On the way home from our morning errands, we stopped at a new flea market along the roadside not too far from our little town. There was a vintage coca cola cooler that I wanted to check out. I have wanted one of these practically my entire life, but they are usually priced beyond my junkin’ budget.
We pulled into the parking lot and I swear there were golden rays of heaven shining down on all its glory. I had to shoo away the angels to get a closer look at its rusty and worn patina. Even the lids were still attached, a rarity on these old pieces. I couldn’t believe the seller was asking so little for it.
We bought it and then headed home to get the truck.
When it was delivered, I hopped off the mower and instructed them where I wanted it, right in front of the house, center the windows. I went back to mowing while the guys unloaded it from the truck.
About half an hour later, I wandered over to my new glorious treasure.
I happy sighed.
Then I kind of choked on my breath.
Wait.
Didn’t this thing have BOTH lids?
Yes, it did.
I look in the bed of the truck.
No, not there.
I look inside the cooler.
No, not there.
I holler to who shall remain anonymous.
Well, let’s give him a name, just for the sake of the story.
Let’s pick some random name, like say,
Dumb Donkey Butt, or a synonym there of.
Let’s refer to him as DDB, not to be confused with SJA.
Anyway, I holler to DDB,
Didn’t this thing have BOTH lids?
DDB’s chin dropped to his chest.
Yes, it did.
You didn’t secure the lids before you went ripping down the highway, did you?
No. I am sooooooo sorry.
I was so angry,
I just turned around and hopped back on my mower.
Mowing has always been therapy for me,
but this is the first time I have ever anger mowed.
I fought with that mower for two more hours.
I cannot even begin to tell you how sore my neck and shoulders are right now.
I would not recommend anger mowing.
Later, I told him that he is to be buried in that coca cola cooler when his time comes. I won’t tell you what else I said because it’s kind of gross. We laughed, DDB called me mean, and all was forgiven.

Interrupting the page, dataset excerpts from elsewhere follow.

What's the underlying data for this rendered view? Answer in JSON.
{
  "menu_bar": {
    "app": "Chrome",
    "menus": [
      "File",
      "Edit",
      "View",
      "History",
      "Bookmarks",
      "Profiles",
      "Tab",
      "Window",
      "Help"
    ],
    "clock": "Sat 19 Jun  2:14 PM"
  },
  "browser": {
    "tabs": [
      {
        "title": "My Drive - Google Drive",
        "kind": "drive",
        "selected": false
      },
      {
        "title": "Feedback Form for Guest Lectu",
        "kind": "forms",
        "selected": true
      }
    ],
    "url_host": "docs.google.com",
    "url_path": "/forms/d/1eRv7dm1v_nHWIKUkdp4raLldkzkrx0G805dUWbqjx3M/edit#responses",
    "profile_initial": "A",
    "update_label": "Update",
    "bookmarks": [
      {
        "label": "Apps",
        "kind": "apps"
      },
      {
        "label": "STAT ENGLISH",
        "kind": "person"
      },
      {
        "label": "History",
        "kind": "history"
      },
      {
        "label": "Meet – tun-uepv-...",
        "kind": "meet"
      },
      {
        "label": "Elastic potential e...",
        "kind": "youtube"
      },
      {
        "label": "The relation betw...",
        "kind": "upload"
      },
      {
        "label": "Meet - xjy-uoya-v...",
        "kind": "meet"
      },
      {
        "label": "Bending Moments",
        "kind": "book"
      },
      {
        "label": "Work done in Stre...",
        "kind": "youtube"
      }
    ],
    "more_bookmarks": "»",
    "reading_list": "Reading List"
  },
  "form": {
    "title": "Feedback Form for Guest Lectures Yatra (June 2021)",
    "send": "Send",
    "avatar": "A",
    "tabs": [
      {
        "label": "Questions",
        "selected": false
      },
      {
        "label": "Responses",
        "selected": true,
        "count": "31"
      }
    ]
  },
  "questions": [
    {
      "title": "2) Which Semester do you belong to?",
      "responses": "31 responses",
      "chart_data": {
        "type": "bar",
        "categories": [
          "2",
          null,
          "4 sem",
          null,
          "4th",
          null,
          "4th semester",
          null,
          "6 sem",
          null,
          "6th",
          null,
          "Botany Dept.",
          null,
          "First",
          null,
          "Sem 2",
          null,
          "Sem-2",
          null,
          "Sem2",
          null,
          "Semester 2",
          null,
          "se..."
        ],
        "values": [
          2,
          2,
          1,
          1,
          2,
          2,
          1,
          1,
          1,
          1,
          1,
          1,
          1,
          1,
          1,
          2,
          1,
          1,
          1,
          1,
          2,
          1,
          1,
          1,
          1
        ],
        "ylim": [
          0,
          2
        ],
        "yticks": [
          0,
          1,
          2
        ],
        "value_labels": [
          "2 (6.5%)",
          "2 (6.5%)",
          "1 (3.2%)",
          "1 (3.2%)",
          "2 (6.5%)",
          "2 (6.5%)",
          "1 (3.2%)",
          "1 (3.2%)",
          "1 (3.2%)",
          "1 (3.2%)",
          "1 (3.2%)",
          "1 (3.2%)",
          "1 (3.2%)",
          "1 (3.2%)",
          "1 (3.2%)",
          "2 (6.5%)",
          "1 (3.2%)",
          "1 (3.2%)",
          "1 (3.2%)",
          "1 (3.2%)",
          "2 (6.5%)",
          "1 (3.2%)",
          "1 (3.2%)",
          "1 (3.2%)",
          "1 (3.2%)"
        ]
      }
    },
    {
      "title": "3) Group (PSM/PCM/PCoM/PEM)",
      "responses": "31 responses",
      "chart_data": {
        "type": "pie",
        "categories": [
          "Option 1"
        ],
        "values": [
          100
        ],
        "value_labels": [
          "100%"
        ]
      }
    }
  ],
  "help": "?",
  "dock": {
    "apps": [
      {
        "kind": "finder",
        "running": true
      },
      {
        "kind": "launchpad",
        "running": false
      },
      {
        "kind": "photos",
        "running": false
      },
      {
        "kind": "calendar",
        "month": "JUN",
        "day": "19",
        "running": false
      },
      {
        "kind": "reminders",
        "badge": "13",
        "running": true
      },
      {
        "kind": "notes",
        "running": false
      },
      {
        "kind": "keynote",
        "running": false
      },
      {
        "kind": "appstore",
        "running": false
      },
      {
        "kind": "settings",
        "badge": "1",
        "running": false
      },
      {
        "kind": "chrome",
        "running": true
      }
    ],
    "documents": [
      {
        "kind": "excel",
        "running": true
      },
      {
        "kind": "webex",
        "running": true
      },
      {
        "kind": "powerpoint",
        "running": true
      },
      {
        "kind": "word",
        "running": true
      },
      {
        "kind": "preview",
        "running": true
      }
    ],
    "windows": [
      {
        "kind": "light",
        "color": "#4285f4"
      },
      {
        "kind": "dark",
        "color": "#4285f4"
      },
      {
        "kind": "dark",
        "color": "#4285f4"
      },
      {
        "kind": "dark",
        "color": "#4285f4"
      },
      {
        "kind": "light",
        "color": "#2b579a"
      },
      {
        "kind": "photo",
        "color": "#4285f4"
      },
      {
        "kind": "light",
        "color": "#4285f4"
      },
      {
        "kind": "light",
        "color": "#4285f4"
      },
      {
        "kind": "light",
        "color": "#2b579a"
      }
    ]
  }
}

But, I think it only fair he massage my neck and shoulders, after he and my son return from scouring the highway ditches for the lid.
But seriously, does it not amaze you that this vintage piece managed to stay in one piece for so many years, and literally ten minutes in his possession, he’s ripped it apart?
Maybe I better get back on that mower a bit longer, my Yosemite Sam is getting riled again.
(edit) Not too long after I hit publish, our truck pulled up into the driveway, my Hunky came bearing gifts. He had found the other lid to the cooler on the opposite side of the road he had been driving. It didn’t even take much of a beating. Unlike my poor muscles.